Nordstadt von Annika Büsing erschien bei Steidl. Der Verlag hat mir ein Rezensionsexemplar zur Verfügung gestellt.

Hörbuch: Was im Dunkeln liegt von Harlan Coben, gelesen von Gabriele Blum und Detlef Bierstedt

Im Alter von etwa vierzig bis zweiundvierzig Jahren – er wusste nicht genau, wie alt er war – fand Wilde endlich seinen Vater.

Der erste Satz aus Was im Dunkeln liegt.

Ich hab mich so gefreut auf dieses Buch. Der Junge aus dem Wald war großartig und nach einer Weile konnte ich auch Detlef Bierstedt gut zuhören. Wilde ist ein toller Charakter und ich wollte unbedingt wissen, wie es weitergeht.

Jetzt gibt es diesen zweiten Teil. Wilde, der Junge aus dem Wald, findet endlich seine Wurzeln. Denkt er zumindest. Und es gibt einen neuen Fall, bei dem er helfen muss. Und natürlich ist dieser Fall auch irgendwie mit ihm verbunden.

Ich mag Harlan Coben und seine Geschichten, besonders als Hörbücher. Und ich will auch diese mögen. Aber irgendwie werde ich diesmal weder mit der Geschichte noch mit Detlef Bierstedts Leistung als Sprecher warm. Gabriele Blum macht ihre Sache wunderbar, aber Bierstedt, der mir schon vor zwei Jahren müde oder erschöpft vorkam, kommt mir vor, als kämpft er sich durch das Buch. Ich hab Bierstedt vor zehn Jahren bei einer Primavista-Lesung mit Oliver Rohrbeck gesehen und ich mag ihn als Mensch und auch seine Sprechkunst. Es tut mir auch wirklich leid, aber ich finde, man hört ihm mittlerweile das Alter und eben eine gewisse Müdigkeit an, die einem Text nicht gerecht wird. Das ist wirklich schade. Und dazu kommt, dass die Geschichte diesmal auch nur okay ist. Während mir vom ersten Buch immer noch einiges in Erinnerung ist, habe ich von diesem – obwohl es mit ganz vielen aktuellen Bezügen arbeitet und Dinge wie Trolle und Hass im Internet thematisiert – kaum mehr was im Kopf. Dafür war es einfach nicht gut genug. Wirklich schade. Natürlich werde ich mir den nächsten Teil auch anhören, aber ich freue mich auf eine bessere Geschichte als dieses Mal.
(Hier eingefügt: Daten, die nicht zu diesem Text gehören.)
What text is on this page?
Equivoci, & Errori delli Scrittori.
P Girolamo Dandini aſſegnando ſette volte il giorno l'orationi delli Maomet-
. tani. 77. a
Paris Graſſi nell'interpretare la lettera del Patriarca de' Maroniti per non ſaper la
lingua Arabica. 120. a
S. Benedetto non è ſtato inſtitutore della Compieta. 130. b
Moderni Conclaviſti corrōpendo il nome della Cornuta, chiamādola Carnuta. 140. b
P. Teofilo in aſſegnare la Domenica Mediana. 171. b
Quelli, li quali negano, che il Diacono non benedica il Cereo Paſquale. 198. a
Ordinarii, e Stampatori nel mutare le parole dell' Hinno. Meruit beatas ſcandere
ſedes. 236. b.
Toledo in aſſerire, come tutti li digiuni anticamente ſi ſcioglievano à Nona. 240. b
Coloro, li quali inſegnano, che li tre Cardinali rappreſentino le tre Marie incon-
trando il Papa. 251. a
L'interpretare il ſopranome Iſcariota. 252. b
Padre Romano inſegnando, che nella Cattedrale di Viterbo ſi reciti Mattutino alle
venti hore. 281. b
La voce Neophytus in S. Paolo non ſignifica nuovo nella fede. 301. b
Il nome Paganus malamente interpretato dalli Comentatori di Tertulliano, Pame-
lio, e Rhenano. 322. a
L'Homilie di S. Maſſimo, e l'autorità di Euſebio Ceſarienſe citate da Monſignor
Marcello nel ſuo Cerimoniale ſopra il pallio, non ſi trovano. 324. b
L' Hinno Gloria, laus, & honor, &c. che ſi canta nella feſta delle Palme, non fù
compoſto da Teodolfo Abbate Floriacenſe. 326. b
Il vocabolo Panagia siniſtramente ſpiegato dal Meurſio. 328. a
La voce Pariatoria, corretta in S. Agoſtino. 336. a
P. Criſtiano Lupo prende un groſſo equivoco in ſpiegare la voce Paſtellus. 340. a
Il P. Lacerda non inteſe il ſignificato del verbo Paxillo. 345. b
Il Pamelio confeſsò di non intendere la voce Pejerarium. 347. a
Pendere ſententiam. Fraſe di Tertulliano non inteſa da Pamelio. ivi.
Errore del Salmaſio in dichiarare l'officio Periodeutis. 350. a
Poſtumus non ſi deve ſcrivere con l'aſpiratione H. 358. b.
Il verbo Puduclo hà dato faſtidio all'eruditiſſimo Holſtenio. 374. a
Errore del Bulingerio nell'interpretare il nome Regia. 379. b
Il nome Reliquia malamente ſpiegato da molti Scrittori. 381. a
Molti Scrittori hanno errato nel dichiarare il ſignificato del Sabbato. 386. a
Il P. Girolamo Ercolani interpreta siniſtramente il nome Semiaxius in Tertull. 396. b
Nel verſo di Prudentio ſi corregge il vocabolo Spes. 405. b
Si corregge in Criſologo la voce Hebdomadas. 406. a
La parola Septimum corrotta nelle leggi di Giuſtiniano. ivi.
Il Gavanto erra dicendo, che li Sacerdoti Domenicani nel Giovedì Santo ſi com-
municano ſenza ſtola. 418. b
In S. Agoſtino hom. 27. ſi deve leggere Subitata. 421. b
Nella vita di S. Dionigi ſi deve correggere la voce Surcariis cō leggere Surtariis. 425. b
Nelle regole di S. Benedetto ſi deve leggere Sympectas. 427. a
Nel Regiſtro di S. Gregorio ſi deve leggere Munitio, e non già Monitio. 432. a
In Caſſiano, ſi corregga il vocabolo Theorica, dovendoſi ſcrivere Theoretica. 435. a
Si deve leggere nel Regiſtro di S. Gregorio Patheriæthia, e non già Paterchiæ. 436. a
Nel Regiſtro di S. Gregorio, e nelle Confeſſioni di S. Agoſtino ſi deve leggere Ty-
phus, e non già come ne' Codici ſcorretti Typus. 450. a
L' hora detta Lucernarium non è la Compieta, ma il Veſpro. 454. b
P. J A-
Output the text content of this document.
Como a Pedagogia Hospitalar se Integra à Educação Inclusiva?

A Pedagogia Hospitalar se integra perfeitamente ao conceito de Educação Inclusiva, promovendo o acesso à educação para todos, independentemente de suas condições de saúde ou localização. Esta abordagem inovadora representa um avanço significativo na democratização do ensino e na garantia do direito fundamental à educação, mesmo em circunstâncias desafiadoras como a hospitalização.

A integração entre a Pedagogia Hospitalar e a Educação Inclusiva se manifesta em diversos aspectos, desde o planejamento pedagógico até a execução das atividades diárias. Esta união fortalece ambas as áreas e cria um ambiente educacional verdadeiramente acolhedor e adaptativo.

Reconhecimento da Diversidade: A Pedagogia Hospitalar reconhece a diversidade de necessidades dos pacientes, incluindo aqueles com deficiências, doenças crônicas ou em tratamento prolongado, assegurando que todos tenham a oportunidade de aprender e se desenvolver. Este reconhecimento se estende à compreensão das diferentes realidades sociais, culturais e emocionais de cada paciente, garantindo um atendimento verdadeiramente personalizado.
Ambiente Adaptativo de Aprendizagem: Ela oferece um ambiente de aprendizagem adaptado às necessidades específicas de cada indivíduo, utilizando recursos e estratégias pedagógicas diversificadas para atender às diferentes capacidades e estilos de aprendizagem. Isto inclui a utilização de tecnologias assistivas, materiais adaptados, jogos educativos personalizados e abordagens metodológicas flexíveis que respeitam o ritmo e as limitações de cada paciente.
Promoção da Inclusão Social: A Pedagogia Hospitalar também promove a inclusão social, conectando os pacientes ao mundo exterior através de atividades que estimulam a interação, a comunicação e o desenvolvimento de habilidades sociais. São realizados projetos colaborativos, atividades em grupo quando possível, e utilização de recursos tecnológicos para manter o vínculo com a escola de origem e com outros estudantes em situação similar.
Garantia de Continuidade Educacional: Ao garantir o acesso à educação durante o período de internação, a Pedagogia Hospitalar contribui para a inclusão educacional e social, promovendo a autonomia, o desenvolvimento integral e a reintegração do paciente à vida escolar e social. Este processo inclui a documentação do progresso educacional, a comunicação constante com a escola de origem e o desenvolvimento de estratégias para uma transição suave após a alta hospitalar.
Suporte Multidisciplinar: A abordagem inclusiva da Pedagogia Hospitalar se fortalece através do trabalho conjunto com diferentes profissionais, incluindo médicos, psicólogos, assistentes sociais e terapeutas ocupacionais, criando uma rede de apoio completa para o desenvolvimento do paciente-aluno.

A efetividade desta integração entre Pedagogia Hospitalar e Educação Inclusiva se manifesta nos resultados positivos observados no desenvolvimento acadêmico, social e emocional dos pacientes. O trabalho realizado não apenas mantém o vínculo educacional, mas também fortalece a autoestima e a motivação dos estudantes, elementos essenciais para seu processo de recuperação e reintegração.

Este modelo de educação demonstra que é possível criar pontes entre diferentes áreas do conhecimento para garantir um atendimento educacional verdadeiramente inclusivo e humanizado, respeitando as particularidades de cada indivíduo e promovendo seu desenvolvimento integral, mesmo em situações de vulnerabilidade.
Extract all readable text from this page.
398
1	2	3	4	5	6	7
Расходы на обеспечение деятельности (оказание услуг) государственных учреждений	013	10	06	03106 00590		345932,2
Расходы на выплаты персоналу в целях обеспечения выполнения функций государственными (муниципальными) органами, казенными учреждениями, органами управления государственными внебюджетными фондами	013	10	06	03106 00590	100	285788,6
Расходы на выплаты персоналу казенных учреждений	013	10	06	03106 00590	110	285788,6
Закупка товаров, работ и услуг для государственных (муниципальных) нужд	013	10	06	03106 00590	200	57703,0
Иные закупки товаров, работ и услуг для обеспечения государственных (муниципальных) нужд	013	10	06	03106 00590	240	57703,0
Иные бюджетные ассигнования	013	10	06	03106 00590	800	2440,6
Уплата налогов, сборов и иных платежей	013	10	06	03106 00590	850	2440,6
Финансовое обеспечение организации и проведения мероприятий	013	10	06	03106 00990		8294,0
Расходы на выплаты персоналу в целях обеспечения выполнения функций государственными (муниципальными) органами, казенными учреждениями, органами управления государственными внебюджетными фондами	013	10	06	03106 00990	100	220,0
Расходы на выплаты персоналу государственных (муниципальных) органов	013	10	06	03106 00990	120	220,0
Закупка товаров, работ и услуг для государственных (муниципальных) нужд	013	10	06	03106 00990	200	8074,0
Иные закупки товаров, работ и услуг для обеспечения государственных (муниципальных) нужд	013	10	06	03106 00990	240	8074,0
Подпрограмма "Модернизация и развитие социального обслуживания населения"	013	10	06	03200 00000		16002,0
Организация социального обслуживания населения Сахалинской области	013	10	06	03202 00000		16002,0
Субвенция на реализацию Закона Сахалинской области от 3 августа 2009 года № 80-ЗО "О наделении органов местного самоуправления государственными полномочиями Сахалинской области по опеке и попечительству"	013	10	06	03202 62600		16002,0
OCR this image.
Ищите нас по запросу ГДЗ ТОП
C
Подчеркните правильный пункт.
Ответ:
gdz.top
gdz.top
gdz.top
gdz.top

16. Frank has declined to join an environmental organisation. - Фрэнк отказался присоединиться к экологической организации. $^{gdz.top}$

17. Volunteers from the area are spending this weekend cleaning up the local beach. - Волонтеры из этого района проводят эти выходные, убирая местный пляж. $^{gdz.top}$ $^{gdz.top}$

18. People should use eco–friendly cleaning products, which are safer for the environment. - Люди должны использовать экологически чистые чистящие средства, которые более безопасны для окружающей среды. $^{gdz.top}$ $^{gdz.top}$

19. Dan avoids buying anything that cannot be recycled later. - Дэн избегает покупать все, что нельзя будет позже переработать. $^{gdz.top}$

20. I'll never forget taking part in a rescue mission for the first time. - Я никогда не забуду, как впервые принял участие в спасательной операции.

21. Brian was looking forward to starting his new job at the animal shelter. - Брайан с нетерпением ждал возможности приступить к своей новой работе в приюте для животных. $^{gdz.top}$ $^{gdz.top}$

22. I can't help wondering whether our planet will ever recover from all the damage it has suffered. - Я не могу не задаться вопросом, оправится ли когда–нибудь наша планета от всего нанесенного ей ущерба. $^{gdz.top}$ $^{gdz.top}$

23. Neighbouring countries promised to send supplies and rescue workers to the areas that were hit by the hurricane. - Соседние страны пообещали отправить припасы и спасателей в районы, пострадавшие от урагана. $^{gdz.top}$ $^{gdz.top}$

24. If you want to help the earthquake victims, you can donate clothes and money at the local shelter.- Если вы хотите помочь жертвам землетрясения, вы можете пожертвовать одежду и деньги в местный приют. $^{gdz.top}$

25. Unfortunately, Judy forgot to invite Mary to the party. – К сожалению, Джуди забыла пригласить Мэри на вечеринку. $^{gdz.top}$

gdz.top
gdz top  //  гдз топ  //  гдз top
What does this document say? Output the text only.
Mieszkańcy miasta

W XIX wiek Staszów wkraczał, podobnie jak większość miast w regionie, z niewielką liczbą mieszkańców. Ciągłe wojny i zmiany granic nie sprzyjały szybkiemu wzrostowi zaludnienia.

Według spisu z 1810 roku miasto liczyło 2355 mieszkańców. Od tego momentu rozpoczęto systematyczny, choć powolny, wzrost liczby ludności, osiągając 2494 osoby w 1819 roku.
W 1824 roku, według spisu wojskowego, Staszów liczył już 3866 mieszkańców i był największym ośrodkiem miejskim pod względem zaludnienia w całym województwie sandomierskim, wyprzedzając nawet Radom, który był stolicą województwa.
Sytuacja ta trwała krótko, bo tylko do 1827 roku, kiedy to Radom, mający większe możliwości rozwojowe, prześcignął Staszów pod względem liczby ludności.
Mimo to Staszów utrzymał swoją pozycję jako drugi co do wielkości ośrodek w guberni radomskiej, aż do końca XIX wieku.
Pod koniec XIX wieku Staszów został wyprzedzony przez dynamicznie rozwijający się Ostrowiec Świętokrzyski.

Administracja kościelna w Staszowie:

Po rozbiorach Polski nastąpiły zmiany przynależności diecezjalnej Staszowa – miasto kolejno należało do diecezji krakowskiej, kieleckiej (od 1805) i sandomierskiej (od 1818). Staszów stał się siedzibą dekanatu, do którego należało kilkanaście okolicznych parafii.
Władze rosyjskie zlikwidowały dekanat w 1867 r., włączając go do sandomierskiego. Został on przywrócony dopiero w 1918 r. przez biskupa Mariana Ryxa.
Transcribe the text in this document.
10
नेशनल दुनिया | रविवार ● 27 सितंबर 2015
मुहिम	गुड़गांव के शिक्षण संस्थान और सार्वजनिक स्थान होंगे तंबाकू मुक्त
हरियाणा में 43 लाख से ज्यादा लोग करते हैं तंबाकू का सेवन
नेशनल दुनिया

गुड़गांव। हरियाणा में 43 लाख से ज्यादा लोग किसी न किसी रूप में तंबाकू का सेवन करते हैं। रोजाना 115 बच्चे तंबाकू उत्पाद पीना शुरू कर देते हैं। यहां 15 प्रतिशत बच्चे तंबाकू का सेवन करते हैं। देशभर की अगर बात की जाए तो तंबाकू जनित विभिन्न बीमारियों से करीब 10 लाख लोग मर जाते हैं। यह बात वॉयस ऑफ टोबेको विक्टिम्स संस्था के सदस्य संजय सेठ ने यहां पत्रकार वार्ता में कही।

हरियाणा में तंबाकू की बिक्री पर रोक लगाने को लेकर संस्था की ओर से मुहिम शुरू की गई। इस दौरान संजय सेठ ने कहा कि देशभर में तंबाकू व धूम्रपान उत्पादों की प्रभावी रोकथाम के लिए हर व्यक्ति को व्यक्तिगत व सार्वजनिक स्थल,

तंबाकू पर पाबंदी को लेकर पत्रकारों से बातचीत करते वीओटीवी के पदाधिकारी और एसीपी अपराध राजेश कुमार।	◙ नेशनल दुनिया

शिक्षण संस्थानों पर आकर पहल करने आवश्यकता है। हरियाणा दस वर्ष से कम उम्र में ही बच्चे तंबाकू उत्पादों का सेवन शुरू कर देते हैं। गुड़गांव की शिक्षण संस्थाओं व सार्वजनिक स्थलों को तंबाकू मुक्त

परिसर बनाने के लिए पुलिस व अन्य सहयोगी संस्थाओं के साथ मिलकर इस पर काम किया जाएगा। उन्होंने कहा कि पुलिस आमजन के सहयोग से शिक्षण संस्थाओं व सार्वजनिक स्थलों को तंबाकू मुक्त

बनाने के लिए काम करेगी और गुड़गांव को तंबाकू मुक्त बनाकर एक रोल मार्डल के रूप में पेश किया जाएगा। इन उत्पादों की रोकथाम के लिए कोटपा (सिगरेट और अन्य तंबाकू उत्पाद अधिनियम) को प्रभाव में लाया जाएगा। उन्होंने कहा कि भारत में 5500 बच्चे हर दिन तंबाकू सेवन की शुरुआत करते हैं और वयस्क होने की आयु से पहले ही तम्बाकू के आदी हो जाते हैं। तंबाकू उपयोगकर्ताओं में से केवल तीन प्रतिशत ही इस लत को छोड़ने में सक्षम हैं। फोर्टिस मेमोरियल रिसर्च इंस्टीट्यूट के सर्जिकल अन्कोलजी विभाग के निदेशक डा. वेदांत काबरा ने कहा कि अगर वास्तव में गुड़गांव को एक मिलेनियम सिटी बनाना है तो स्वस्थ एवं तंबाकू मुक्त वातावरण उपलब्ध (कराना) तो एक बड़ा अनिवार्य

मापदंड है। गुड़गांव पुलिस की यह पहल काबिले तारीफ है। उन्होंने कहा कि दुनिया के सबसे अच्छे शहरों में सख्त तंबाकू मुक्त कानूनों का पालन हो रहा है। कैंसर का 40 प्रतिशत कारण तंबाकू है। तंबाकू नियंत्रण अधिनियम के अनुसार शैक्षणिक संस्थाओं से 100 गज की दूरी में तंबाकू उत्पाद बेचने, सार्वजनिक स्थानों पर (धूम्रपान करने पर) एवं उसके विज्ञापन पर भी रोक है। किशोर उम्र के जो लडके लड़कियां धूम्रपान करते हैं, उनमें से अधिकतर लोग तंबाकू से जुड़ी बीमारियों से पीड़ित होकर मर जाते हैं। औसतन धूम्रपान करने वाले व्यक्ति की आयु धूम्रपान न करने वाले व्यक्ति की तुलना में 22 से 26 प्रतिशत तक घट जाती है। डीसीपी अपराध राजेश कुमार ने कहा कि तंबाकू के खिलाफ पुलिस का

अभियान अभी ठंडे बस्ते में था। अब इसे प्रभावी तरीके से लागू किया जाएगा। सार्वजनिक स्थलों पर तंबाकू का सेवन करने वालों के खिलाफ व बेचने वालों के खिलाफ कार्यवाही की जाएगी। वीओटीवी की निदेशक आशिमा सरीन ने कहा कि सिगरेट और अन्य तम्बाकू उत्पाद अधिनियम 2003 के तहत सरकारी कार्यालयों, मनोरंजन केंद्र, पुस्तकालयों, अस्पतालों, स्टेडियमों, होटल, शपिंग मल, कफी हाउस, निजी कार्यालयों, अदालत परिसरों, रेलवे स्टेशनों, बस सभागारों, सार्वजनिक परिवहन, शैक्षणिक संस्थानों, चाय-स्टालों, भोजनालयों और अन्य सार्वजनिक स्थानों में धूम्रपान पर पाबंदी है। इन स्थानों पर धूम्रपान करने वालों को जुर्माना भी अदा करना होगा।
Was im Dunkeln liegt von Harlan Coben, übersetzt von Gunnar Kwisinski und gesprochen von Detlef Bierstedt und Gabriele Blum, erschien bei der Hörverlag.

Hörbuch: Die Träume anderer Leute von Judith Holofernes, gelesen von Nora Tschirner

Als Kind habe ich wieder und wieder von Zyankali geträumt. Ich weiß nicht, wie das Gift seinen Weg in mein Kinderzimmer gefunden hatte. Da sind schemenhafte Erinnerungen an Kriegs- und Agentenfilme, in denen Bösewichte silberne Kapseln zerbeißen und sich schäumend und röchelnd dem Zugriff entziehen. Vielleicht hatte ich auch schon eine vage Vorstellung von dem, was Goebbels mit seinen Kindern im Bunker gemacht hatte.

Der erste Absatz aus Die Träume anderer Leute

Judith Holofernes, ihre Stimme und ihre Texte begleiten mich seit knapp 20 Jahren, sind immer wieder an verschiedenen Orten und Zeitpunkten meines Lebens aufgetaucht. Und als wir vor ein paar Jahren bei Amanda Palmer auf dem Konzert waren, war Judith auch da. Hab mich nicht getraut, sie anzusprechen.

Jetzt also gibt es das Buch von Judith, vorgelesen von Nora Tschirner. Das ist einerseits total verständlich, weil Judith gut auf ihre Stimme achten muss, andererseits vermischen sich in einem Kopf Judith und Nora andauernd. Das Buch zu hören ist wie den zweiten Akt eines Filmes zu sehen, in dem Akt Eins aus einer anderen Perspektive nochmal erzählt wird. Also zurück in meine Jugend, zurück in die Momente, an denen ich die Helden zum ersten mal gehört habe und wo sie Teil meiner Erinnerung geworden sind, nur eben jetzt aus der Sicht von Judith.

Das ist spannend und nostalgisch und oft auch ernüchternd. Weil es hinter den Kulissen nie nur Liebe und Friede und so ist. Manchmal habe ich Tränen in den Augen und einige Male denke ich, Scheiße, dieses Gefühl kenne ich allzu gut.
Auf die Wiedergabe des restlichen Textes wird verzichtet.